Schritt für Schritt verbessert sich jedoch die Leistungsfähigkeit der neuen Technologie. Bald waren Dampfschiffe genauso zuverlässig und genau so schnell wie Segelschiffe. Im Jahr 1898 lief der erste Hochseedampfer ohne Zusatzsegel vom Stapel. Mit einer Geschwindigkeit von 20 Knoten wurde das Dampfschiff nun zu einer ernsten Konkurrenz für das Segelschiff. Die neue Technologie des Dampfschiffes erwies sich nun nicht nur auf dem kleineren Markt der Binnenschifffahrt, sondern auch auf dem großen Markt für Hochseeschiffe als überlegen. Das Ende des Segelschiffbaus nahte.

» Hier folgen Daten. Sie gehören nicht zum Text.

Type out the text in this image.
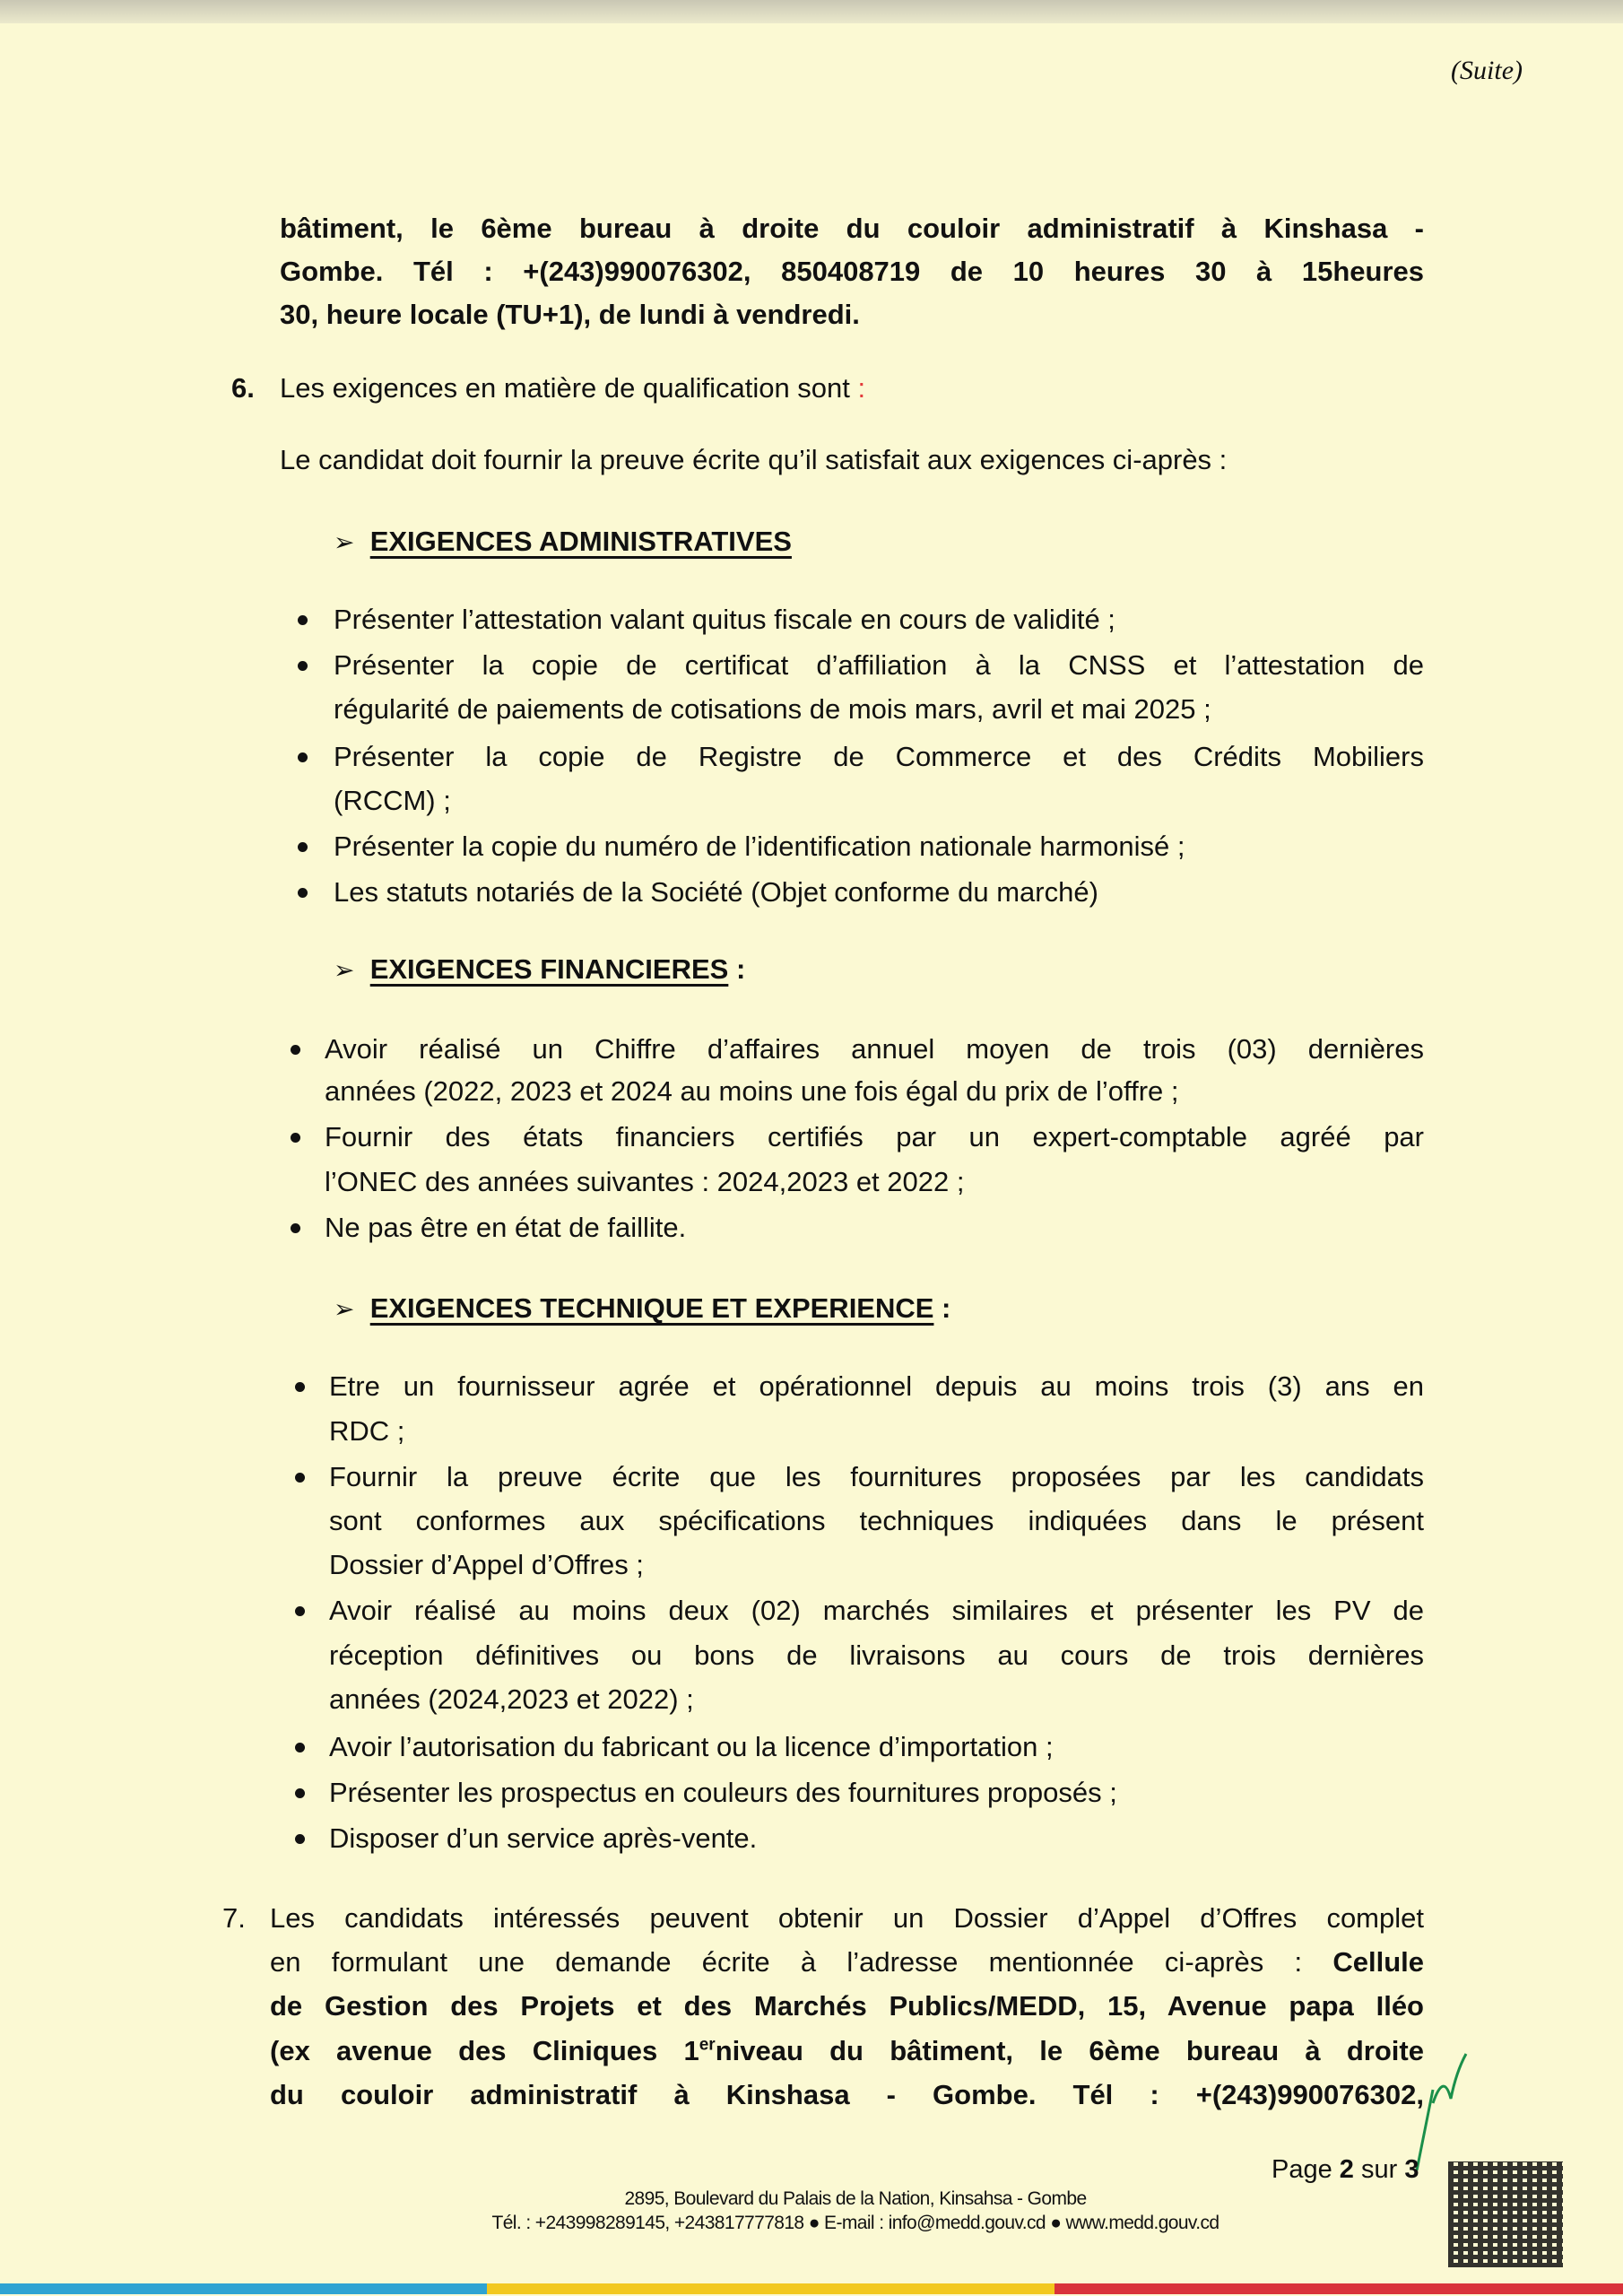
(Suite)
bâtiment, le 6ème bureau à droite du couloir administratif à Kinshasa -
Gombe. Tél : +(243)990076302, 850408719 de 10 heures 30 à 15heures
30, heure locale (TU+1), de lundi à vendredi.
6. Les exigences en matière de qualification sont :
Le candidat doit fournir la preuve écrite qu’il satisfait aux exigences ci-après :
➢ EXIGENCES ADMINISTRATIVES
Présenter l’attestation valant quitus fiscale en cours de validité ;
Présenter la copie de certificat d’affiliation à la CNSS et l’attestation de
régularité de paiements de cotisations de mois mars, avril et mai 2025 ;
Présenter la copie de Registre de Commerce et des Crédits Mobiliers
(RCCM) ;
Présenter la copie du numéro de l’identification nationale harmonisé ;
Les statuts notariés de la Société (Objet conforme du marché)
➢ EXIGENCES FINANCIERES :
Avoir réalisé un Chiffre d’affaires annuel moyen de trois (03) dernières
années (2022, 2023 et 2024 au moins une fois égal du prix de l’offre ;
Fournir des états financiers certifiés par un expert-comptable agréé par
l’ONEC des années suivantes : 2024,2023 et 2022 ;
Ne pas être en état de faillite.
➢ EXIGENCES TECHNIQUE ET EXPERIENCE :
Etre un fournisseur agrée et opérationnel depuis au moins trois (3) ans en
RDC ;
Fournir la preuve écrite que les fournitures proposées par les candidats
sont conformes aux spécifications techniques indiquées dans le présent
Dossier d’Appel d’Offres ;
Avoir réalisé au moins deux (02) marchés similaires et présenter les PV de
réception définitives ou bons de livraisons au cours de trois dernières
années (2024,2023 et 2022) ;
Avoir l’autorisation du fabricant ou la licence d’importation ;
Présenter les prospectus en couleurs des fournitures proposés ;
Disposer d’un service après-vente.
7. Les candidats intéressés peuvent obtenir un Dossier d’Appel d’Offres complet
en formulant une demande écrite à l’adresse mentionnée ci-après : Cellule
de Gestion des Projets et des Marchés Publics/MEDD, 15, Avenue papa Iléo
(ex avenue des Cliniques 1erniveau du bâtiment, le 6ème bureau à droite
du couloir administratif à Kinshasa - Gombe. Tél : +(243)990076302,
Page 2 sur 3
2895, Boulevard du Palais de la Nation, Kinsahsa - Gombe
Tél. : +243998289145, +243817777818 ● E-mail : info@medd.gouv.cd ● www.medd.gouv.cd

1902, im Jahr des Stapellaufs der »Thomas W. Lawson«, waren die Segelschiffe gegenüber den Dampfschiffen bereits in der Minderheit. Dennoch investierte die Fore River Ship & Engine Buildung Co. 258.000 US-Dollar in den Bau dieses größten Segelschiffs aller Zeiten, in der Hoffnung, den Siegeszug der Dampfschiffe mit dem »siebten Mast« doch noch abwenden zu können. Das Prinzip war »mehr desselben«. Wie konnte die Werft nur so kurzsichtig sein, auf eine veraltete Technologie zu setzen und dabei die Entwicklung alternativer Antriebsformen zu ignorieren? Man setzte auf eine bereits absteigende Antriebstechnik, obwohl der Marktanteil der Dampfschiffe bereits größer war als der von den Segelschiffen und sogar ein weiterer Wettbewerber, die Motorschiffe, bereits in den Markt eingetreten war (siehe Abbildung 2.3).

Abb. 2.3: Entwicklung der unterschiedlichen Antriebskonzepte in der Schifffahrt (Quelle: Christensen et al. 2013)

[29]Das siebte Segel der »Thomas W. Lawson« steht, so Clayton Christensen, für die evolutionäre, inkrementelle Innovation, die darauf abzielt, Bestehendes zu verbessern. Märkte, Kunden und Leistungsparameter sind bekannt und berechenbar. Zunächst unterlegen, erweist sich eine neue Technologie in speziellen Märkten als interessant. »Dort kommt die Technologie dann zum Einsatz und wird weiterentwickelt, bis sie schließlich ein Leistungsniveau erreicht, mit dem sie die bisherigen Technologien auch in etablierten Märkten anzugreifen und abzulösen vermag« (Christensen et al. 2013, S. 10).